Two days ago I took a midday break from my home office to carry out a few errands the old-fashioned way: on foot. We live a kilometre away from a convenient stretch of shops and eateries, and I enjoy the walk. Somewhere between shopping for soap and picking up pencils I came to a major intersection, about to cross to the east, when I noticed a wad of discarded newspapers in the street, pages fluttering in the wind.
The traffic light was on my side, so I stepped into the street, scooped down and picked up the papers. A thin, scruffy-looking middle-aged man who was waiting to cross southward caught my eye: “Thank you,” he said. It was a nice gesture. I nodded to him before dumping the papers in a recycling receptacle a few metres away.
Of course by the time I returned to the corner, my opportunity to cross the street had passed. Scruffy approached me. “You know,” he said, “that for every good thing you do there’s a price to pay.

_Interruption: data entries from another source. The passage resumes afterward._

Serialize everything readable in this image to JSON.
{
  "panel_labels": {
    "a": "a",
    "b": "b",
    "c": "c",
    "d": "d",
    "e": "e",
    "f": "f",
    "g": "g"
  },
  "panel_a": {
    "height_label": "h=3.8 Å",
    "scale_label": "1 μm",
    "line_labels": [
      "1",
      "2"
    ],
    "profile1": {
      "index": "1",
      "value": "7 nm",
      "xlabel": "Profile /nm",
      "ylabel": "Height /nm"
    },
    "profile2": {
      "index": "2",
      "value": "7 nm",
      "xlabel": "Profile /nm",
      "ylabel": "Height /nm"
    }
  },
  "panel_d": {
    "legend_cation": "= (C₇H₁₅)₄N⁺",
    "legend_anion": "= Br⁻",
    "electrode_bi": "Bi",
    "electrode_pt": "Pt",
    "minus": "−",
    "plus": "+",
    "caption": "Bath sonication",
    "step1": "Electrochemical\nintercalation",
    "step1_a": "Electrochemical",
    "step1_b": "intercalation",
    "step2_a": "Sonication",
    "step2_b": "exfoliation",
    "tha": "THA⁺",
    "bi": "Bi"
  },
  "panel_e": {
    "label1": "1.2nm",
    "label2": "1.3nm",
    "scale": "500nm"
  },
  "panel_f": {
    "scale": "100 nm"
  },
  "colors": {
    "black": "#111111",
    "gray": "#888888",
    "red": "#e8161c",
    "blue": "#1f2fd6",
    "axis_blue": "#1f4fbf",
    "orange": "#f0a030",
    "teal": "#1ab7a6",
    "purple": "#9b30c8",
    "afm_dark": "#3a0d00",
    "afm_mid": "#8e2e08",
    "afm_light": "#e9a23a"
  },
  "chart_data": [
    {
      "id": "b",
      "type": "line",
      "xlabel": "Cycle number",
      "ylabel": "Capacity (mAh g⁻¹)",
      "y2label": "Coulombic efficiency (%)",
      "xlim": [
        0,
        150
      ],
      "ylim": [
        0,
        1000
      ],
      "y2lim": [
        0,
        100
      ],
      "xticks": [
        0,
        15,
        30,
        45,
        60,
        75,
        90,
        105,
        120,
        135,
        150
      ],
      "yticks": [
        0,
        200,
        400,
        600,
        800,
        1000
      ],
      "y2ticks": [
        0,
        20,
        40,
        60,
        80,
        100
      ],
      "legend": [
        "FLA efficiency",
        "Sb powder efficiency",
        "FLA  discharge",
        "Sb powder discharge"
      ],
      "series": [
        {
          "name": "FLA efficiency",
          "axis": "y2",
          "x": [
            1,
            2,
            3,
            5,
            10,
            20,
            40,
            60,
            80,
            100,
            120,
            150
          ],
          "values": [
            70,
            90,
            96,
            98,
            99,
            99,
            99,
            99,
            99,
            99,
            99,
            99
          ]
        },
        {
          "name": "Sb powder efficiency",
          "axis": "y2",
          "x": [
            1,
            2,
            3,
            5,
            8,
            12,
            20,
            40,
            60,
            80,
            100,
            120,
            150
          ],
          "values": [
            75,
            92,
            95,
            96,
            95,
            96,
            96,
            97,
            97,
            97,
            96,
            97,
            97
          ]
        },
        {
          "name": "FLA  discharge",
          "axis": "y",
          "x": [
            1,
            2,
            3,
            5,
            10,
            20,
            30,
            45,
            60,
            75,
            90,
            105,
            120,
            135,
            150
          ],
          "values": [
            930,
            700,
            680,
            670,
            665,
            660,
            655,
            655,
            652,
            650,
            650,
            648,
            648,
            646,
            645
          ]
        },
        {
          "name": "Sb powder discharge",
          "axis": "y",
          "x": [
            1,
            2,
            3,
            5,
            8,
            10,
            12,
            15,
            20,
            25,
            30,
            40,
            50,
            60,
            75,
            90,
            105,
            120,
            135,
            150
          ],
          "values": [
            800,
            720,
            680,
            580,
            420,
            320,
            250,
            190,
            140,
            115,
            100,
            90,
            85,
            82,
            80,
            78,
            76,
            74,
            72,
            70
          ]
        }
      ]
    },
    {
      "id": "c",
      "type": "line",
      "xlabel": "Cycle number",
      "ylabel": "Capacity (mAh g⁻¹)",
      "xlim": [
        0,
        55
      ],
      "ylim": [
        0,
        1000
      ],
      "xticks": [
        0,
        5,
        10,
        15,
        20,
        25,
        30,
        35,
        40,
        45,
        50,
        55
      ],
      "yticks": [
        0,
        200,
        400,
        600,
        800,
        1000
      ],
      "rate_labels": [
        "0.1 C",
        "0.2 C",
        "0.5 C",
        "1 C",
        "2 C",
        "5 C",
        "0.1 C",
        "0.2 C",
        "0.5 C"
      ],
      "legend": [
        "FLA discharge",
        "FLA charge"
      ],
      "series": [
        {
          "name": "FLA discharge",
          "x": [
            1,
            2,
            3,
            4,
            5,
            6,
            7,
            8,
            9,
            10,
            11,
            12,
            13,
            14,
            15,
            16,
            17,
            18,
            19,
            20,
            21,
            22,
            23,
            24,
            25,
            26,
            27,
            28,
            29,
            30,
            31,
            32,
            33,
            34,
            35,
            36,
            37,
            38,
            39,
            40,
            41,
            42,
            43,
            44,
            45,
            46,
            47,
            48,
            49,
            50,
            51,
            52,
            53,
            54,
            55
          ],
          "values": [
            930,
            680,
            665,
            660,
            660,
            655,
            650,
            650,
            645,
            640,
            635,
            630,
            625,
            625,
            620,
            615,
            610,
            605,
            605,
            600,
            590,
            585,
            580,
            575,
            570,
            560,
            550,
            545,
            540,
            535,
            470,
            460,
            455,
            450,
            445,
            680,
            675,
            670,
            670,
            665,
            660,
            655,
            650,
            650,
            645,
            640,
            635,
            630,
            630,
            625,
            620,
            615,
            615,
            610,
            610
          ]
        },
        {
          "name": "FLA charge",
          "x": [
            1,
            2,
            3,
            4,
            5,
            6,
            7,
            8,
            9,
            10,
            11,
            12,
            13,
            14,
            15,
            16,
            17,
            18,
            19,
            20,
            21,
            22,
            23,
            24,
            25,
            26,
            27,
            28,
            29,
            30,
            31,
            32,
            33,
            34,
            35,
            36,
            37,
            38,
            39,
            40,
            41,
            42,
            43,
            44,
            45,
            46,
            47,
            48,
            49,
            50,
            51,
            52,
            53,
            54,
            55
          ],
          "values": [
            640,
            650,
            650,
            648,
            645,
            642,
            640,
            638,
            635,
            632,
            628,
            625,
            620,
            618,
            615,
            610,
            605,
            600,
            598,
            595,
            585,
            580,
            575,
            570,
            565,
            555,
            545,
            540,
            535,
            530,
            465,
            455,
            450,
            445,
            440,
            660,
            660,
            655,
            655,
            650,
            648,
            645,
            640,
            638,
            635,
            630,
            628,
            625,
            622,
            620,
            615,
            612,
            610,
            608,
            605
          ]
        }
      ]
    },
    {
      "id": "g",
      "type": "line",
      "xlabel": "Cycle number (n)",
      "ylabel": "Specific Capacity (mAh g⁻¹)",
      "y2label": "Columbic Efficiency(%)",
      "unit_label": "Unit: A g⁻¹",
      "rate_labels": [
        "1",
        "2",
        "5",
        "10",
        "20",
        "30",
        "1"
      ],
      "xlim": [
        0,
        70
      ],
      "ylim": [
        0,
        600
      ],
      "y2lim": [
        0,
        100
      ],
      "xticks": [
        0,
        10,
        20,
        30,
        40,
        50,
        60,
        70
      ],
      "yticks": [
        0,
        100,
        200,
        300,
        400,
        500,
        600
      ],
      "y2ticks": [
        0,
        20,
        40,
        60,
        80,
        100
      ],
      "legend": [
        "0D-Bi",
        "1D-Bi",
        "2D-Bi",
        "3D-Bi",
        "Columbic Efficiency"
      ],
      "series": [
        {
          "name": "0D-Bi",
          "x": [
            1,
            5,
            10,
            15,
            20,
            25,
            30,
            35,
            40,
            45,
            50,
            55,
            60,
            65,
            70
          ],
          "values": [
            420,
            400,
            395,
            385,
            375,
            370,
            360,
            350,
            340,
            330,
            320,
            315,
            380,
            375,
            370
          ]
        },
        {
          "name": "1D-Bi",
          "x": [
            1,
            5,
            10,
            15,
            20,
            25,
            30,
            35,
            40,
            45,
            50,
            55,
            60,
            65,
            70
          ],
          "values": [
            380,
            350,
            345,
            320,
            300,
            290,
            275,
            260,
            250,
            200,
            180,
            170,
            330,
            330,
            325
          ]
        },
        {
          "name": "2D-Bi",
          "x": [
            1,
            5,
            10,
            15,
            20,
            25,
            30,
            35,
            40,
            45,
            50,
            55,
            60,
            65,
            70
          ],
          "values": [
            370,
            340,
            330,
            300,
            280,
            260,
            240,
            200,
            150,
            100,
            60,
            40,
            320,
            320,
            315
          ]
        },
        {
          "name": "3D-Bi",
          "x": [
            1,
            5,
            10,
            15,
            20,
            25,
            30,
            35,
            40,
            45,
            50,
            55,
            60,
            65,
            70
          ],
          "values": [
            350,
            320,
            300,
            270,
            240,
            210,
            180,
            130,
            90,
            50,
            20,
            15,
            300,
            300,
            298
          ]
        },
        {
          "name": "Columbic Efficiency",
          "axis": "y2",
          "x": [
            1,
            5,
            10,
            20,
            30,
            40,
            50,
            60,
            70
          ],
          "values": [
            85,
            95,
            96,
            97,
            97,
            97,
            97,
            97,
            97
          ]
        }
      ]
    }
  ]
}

You missed your light.”
“I don’t mind,” I assured him.
Then he did something that surprised me: He put his hand on my arm and said, beaming, “Well, thank you for doing that.”
Thus it was that when I turned back to wait for my light I was smiling. My mood was suddenly soaring. In my new Reader’s Digest article about why we’re nice, one of the psychologists I interviewed pointed out: “Thanking people is a good deed… just by saying thank you, you’re giving back.” It’s true, I was thinking now. I may be the person who picked up the papers, but it felt like I’d just been given something better.
A few seconds later I looked around. The intersection was empty of other pedestrians.
Just like that, the man had vanished.
It was a bit of a freaky moment for someone who doesn’t exactly believe in angels. I contemplated this interesting turn of events for another couple of seconds – until Scruffy came back out of the video store across the street.
So chances are, he was probably just a regular mortal after all. But the fact remains, he managed to make my day with two little words.